While I was here quietly questioning the viability of 5G outside the most densely populated urban areas, a blog post from the CTO of T-Mobile -- Neville Ray -- was published questioning the exact same thing.9 Obviously I found this both comforting and a little concerning at the exact same time. After all, I normally expect my inner voice and gut feelings to be completely wrong. Of course, I totally respect anyone who drops a nuke on their own industry – it’s certainly something I have no aversion to doing, assuming my current employer continues not to read my blog. Credit to the NYU guys, though, the post essentially just repeated a test from their six-year-old report but employs a winning formula, in today’s media of choice, by highlighting the results by way of an animated GIF. One of which is sure to become an industry meme on the state of 5G.

5G-mmWave-door

See 5G and I be like...

Aside from the fact that mmWaves make decidedly dismal transport mechanisms and, in the U.S. at least, the FCC has yet failed to make any useful spectrum available in any place it could actually be employed, their application in next-generation mobile infrastructure is practically a given.  Naturally, there are antenna evolutions that serve to mitigate mmWave shortcomings, specifically massive multiple-input-multiple-output (MIMO) of dual-polarized waves with beamforming. These were topics I was going to hit in this post but having already gone on for far longer than expected on just the waves themselves, I figured we all needed a break. Regardless, the simple fact is that 5G buildouts -- even when they are within densely populated areas and simply for fixed wireless access, at first -- are going to demand a dramatic increase in infrastructure over 4G.

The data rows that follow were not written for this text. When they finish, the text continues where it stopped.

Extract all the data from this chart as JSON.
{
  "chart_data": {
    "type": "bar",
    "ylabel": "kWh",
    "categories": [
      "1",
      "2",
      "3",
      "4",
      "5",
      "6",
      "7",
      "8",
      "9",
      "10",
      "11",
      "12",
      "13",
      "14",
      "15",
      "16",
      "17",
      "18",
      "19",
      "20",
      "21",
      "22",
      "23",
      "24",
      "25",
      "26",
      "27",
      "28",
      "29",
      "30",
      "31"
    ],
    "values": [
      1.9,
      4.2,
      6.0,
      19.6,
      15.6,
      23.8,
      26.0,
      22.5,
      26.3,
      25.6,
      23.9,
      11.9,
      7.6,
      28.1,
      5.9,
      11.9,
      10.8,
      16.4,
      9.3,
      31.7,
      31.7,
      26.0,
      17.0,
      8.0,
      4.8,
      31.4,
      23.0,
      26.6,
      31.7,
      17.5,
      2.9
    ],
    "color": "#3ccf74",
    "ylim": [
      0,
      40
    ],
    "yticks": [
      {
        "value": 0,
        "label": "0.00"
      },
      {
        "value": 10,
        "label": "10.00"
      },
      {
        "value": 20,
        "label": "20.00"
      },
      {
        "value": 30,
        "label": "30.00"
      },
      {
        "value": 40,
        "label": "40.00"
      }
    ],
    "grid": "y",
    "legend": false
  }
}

We Jacks in this tale of radio giants, must do our part to support the deployment of more highly distributed packet processing engines than has ever been seen before. These new network functions must be more agile and more cost effective than those of the past and present. Clearly, this is the domain of a new breed of vendor – one that is versed in delivering software solutions that are deployable, on demand, in edge cloud computing environments but with performance characteristics that meet or exceed the capabilities of fixed hardware solutions. We must grab those golden eggs and run. Fee-fi-fo-fum.

For more information on the technology behind these new user plane functions, check out our knowledge base article on CNAP and this blog post.

 


1. Backscattering (aka diffuse reflection) is the act of reflecting particles (waves or signals) in many angles back in the general direction of their source. This is in contrast to the specular reflection you would get from a mirror.
2. Introduced in 2009 with the formation of the Wireless Gigabit Alliance, which has since merged with the Wi-Fi Alliance.
3. https://en.wikipedia.org/wiki/Diploma_mill
4. https://www.rfglobalnet.com/doc/fixed-wireless-communications-at-60ghz-unique-0001
5. Please excuse the highly technical terminology.
6. https://docs.fcc.gov/public/attachments/FCC-16-89A1.pdf
7. https://arxiv.org/ftp/arxiv/papers/1806/1806.05176.pdf
8. https://nyuscholars.nyu.edu/en/publications/28-ghz-millimeter-wave-cellular-communication-measurements-for-re
9. https://www.t-mobile.com/news/the-5g-status-quo-is-clearly-not-good-enough  The CEO of Verizon (Hans Vestberg) responded a day later, when pressed: "We will need to remind ourselves, this is not a coverage spectrum." In general, since sending this piece over to our (incredibly patient) copy editor, all hell has broken loose on this topic.